If you love a raunchy road trip comedy, Joy Ride is for you! Join four unlikely friends as they embark on a once-in-a-lifetime international adventure, where they’ll do a bunch of drugs with a stranger, sleep their way through a basketball team, impersonate K-pop stars, and more – all in the name of boosting a woman’s law career and helping her reconnect with her biological family.

When Audrey’s business trip to Asia goes sideways, she enlists the aid of Lolo, her irreverent, childhood best friend who also happens to be a hot mess; Kat, her college friend turned Chinese soap star; and Deadeye, Lolo’s eccentric cousin. Their no-holds-barred, epic experience becomes a journey of bonding, friendship, belonging, and wild debauchery that reveals the universal truth of what it means to know and love who you are.

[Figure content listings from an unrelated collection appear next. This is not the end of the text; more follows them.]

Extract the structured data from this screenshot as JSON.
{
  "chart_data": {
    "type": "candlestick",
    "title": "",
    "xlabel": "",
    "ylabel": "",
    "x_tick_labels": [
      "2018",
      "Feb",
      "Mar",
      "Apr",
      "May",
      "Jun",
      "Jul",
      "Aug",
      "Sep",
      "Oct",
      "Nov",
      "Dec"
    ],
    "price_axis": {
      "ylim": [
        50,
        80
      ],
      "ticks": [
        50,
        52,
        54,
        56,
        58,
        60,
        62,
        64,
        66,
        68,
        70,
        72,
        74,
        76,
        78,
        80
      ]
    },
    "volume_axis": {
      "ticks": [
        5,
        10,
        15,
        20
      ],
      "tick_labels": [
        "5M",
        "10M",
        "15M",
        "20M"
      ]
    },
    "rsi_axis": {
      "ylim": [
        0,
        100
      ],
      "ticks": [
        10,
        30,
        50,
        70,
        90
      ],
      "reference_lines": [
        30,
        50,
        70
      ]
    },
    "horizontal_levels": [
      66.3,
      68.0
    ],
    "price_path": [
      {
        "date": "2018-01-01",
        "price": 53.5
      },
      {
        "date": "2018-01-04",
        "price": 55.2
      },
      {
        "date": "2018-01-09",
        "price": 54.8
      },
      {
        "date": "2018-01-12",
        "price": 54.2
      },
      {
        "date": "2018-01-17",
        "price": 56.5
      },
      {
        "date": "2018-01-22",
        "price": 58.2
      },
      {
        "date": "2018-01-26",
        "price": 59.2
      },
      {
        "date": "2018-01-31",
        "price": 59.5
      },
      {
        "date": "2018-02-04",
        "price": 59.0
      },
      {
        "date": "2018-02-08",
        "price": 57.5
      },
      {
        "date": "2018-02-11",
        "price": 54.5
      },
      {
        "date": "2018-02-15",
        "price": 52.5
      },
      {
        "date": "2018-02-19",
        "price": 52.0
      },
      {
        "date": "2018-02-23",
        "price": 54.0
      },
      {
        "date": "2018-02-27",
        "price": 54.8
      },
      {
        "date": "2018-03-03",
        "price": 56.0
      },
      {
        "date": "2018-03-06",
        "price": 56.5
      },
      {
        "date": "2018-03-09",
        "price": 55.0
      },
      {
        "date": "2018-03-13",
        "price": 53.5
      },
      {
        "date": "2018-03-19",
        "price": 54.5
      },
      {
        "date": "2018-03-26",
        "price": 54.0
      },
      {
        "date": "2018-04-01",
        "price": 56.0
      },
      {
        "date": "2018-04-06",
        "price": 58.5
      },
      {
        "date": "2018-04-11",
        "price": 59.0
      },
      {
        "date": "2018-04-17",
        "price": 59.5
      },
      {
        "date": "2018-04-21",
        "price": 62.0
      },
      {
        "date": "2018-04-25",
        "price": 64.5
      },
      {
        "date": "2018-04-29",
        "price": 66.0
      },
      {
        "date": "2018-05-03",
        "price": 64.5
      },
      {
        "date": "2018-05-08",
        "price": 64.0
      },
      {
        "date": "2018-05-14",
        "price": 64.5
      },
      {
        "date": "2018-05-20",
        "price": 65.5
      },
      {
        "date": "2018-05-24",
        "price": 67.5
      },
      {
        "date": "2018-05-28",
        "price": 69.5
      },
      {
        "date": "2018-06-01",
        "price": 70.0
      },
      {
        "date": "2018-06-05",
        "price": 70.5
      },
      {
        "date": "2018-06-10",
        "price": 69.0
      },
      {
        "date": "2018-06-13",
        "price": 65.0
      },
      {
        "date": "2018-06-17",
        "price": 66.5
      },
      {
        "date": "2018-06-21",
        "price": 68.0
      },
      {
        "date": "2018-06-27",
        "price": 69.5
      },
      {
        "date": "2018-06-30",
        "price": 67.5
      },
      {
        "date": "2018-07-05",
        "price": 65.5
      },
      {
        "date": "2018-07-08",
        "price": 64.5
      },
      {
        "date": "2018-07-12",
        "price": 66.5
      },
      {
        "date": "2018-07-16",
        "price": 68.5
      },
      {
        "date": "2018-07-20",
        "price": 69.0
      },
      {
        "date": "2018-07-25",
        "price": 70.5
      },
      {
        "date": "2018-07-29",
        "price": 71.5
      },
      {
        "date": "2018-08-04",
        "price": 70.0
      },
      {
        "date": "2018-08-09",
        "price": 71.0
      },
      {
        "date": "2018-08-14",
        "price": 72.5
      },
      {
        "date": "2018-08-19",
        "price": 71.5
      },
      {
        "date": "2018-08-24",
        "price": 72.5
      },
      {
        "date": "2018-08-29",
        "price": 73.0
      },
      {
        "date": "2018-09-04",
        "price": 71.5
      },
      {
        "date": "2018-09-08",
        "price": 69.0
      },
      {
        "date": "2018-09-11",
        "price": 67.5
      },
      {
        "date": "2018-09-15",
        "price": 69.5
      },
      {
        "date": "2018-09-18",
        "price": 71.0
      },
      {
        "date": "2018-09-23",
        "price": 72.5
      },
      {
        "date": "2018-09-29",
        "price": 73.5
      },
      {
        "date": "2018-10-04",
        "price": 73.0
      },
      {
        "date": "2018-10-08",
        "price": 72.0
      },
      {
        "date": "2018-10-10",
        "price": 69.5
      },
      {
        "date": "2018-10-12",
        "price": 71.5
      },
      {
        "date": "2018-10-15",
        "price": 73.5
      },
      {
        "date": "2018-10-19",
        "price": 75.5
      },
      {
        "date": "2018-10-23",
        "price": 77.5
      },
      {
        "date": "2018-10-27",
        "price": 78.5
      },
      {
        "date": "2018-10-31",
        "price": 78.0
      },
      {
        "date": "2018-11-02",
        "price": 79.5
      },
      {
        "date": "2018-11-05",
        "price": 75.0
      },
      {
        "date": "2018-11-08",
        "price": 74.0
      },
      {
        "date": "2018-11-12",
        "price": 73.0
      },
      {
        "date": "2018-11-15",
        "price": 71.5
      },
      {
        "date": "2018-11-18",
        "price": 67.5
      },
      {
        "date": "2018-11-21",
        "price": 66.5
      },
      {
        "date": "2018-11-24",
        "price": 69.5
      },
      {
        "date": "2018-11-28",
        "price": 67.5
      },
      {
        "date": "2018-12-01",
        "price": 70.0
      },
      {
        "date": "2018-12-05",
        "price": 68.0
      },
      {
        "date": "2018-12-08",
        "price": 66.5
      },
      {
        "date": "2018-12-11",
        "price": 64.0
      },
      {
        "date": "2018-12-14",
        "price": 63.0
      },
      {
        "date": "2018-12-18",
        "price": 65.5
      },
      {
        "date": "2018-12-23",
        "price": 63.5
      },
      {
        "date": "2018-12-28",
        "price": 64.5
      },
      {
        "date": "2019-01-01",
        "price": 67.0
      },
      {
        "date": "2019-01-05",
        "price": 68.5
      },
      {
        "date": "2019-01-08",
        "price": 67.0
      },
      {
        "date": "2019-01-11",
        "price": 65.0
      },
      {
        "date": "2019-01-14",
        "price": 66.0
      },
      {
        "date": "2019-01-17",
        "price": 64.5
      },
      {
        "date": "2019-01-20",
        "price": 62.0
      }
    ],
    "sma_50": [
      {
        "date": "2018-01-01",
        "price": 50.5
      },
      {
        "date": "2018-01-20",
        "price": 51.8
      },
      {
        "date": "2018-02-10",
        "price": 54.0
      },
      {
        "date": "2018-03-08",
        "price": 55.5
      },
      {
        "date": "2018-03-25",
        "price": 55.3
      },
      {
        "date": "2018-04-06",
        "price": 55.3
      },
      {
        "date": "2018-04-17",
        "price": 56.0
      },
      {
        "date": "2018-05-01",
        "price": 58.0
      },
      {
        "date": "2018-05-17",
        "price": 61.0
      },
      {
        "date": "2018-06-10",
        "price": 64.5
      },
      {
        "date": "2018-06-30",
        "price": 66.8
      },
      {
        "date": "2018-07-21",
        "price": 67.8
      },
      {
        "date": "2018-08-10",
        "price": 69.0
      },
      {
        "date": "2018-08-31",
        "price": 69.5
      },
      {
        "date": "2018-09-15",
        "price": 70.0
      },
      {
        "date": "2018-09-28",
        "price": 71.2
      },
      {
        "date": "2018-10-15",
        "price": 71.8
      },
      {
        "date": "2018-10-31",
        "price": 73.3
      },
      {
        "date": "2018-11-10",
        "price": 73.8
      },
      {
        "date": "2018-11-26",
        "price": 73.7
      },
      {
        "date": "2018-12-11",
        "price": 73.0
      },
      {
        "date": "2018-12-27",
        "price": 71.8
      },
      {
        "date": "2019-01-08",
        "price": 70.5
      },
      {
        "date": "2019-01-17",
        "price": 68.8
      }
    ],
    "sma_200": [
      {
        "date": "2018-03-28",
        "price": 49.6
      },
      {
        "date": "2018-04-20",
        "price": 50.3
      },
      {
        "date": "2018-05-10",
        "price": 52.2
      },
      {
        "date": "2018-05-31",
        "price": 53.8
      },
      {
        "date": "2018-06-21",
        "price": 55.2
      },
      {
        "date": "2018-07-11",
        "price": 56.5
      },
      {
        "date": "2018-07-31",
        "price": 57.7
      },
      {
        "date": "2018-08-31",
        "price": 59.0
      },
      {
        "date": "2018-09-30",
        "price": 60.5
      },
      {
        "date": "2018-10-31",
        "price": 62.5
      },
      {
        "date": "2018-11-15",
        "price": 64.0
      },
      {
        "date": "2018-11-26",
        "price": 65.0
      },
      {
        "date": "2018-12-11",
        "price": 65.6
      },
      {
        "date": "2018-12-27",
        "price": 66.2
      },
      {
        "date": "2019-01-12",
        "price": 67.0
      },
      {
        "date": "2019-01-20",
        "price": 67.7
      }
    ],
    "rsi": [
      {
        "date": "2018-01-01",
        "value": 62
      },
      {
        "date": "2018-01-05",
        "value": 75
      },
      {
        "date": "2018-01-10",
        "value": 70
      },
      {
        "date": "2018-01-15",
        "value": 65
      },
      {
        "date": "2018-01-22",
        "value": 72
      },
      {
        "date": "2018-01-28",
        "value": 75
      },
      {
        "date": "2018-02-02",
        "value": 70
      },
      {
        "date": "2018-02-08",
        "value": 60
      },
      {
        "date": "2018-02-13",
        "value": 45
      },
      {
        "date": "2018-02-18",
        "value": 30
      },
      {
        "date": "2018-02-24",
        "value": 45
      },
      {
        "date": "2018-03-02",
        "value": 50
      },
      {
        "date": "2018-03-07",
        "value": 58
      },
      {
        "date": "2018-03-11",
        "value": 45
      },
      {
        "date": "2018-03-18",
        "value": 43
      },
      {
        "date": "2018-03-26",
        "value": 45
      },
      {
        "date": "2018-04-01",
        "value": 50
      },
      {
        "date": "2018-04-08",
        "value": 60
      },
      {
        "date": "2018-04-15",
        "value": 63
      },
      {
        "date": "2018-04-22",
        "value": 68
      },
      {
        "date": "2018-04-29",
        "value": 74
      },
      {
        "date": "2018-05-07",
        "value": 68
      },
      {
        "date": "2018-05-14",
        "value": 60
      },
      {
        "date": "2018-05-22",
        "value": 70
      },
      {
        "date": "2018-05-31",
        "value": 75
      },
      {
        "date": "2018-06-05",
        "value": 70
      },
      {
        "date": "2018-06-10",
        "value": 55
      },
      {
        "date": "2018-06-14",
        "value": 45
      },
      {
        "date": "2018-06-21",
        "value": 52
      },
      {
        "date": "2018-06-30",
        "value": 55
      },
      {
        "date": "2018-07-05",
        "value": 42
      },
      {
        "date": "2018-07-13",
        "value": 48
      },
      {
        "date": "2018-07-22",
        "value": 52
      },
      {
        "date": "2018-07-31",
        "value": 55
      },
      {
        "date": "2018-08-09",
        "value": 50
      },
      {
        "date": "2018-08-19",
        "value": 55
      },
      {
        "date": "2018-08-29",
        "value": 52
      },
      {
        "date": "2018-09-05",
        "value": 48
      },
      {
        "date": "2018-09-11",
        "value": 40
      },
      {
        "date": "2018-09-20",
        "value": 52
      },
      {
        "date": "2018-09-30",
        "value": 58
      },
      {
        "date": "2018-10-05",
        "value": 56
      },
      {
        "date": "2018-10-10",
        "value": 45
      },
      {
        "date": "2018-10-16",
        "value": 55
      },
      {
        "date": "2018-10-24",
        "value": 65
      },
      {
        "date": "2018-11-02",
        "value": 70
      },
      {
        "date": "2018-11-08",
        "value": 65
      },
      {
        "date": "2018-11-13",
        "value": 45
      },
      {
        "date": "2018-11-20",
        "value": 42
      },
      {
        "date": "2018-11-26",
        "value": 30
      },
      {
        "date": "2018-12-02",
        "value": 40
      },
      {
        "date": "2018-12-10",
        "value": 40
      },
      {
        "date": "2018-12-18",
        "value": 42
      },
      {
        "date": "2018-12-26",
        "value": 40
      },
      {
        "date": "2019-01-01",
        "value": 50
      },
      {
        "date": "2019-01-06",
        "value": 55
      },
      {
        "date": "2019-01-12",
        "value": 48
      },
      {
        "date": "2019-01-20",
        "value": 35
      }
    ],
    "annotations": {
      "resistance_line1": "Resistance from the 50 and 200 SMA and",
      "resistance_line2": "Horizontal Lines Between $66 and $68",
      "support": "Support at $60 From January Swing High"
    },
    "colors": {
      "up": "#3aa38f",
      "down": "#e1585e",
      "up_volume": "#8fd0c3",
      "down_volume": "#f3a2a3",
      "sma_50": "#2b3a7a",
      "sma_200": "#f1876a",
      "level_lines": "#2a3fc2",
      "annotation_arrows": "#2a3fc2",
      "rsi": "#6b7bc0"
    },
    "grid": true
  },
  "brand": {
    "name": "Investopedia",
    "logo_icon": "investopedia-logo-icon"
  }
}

The movie stars Ashley Park, Sherry Cola, Stephanie Hsu, and Sabrina Wu. It also features appearances by Ronny Chieng, Lori Tan Chinn, David Denman, Annie Mumolo, Desmond Chiam, Alexander Hodge, and Chris Pang. Joy Ride comes from writers Cherry Chevapravadumrong, Teresa Hsiao, and Adele Lim, who also directs.

Meet the women leading your Joy Ride

Joy Ride centers around Audrey (Ashley Park), a high-achieving, ultra-responsible career woman working at a fancy law firm. Her childhood best friend, Lolo (Sherry Cola) is her polar opposite: a go-with-the-flow, sex-positive artist. When Audrey’s company sends her to China to seal a major business deal, she brings Lolo along as her personal translator. 

Then Lolo invites her terminally online, K-pop-loving, chaotic cousin Deadeye (Sabrina Wu) to travel with them. Once the trio land abroad, they meet up with Audrey’s college friend Kat (Stephanie Hsu), an actor and former wild child who’s now pretending to be a Good Christian Girl to fit her long-term boyfriend’s expectations.

What could go wrong, right?

Plenty of raunchy road trip shenanigans and more

Despite being an R-rated comedy, Joy Ride actually hits on quite a few serious topics, diving into different Asian identities (and Asian-American identities), cultural norms and expectations, adoption, and the bonds of family and friendship. But it wraps the whole package up in goofy hijinks, sex jokes, drug- and alcohol-fueled benders, travel mishaps, and more, so you have a great time from start to finish.

In the movie, Audrey tries desperately to make the right impression on Chao (Chieng) and convince him to do business with her firm. But she overdoes it drinking with him and his pals at a nightclub, and makes matters worse by only speaking English. When Chao starts waxing poetic about the importance of family, Lolo jumps in to talk about Audrey’s close connection to her biological mother… But in reality, Audrey doesn’t know anything about her Chinese parents, since she was adopted into a white American family when she was just a baby. Now, to secure the deal with Chao – and cover up Lolo’s lie – she and her friends have to find a way to locate her biological mother.

Are you thinking, easier said than done? You’d be right. The simple trip abroad quickly spirals out of control, as the women accidentally tangle with a drug dealer, lose their passports, hitchhike, visit family, and plot to evade border control on their quest. But as tensions rise and personalities clash, this girls’ trip becomes a powder keg just waiting to blow.

Just the right amount of heart tying everything together

Though the laughs come from the slapstick hijinks and raunchy jokes, the emotional undercurrent of Joy Ride helps tie everything together. As you would expect from this kind of movie, the big turning point happens when the four friends have a falling out. The storyline with Audrey trying to find her biological mother and connect to her roots is also really impactful. (A few people watching when I did actually cried – not something you can say about a lot of comedies like this!) You’re undoubtedly watching Joy Ride for the laughs, but these emotional beats really help the audience connect to these women and what they’re going through at this time in their lives. 

What can I say? It’s a joy to watch

If you like movies like Girls Trip or The Hangover, Joy Ride is right up your alley. I don’t want to get too spoilery about the individual moments that make this movie so fun, because it’s more fun to experience them for yourself. Suffice it to say I laughed a lot and had a great time watching, from K-pop “WAP” to slap games to a tattoo reveal I won’t forget any time soon. You’ll gasp, you’ll laugh, you’ll enjoy the ride.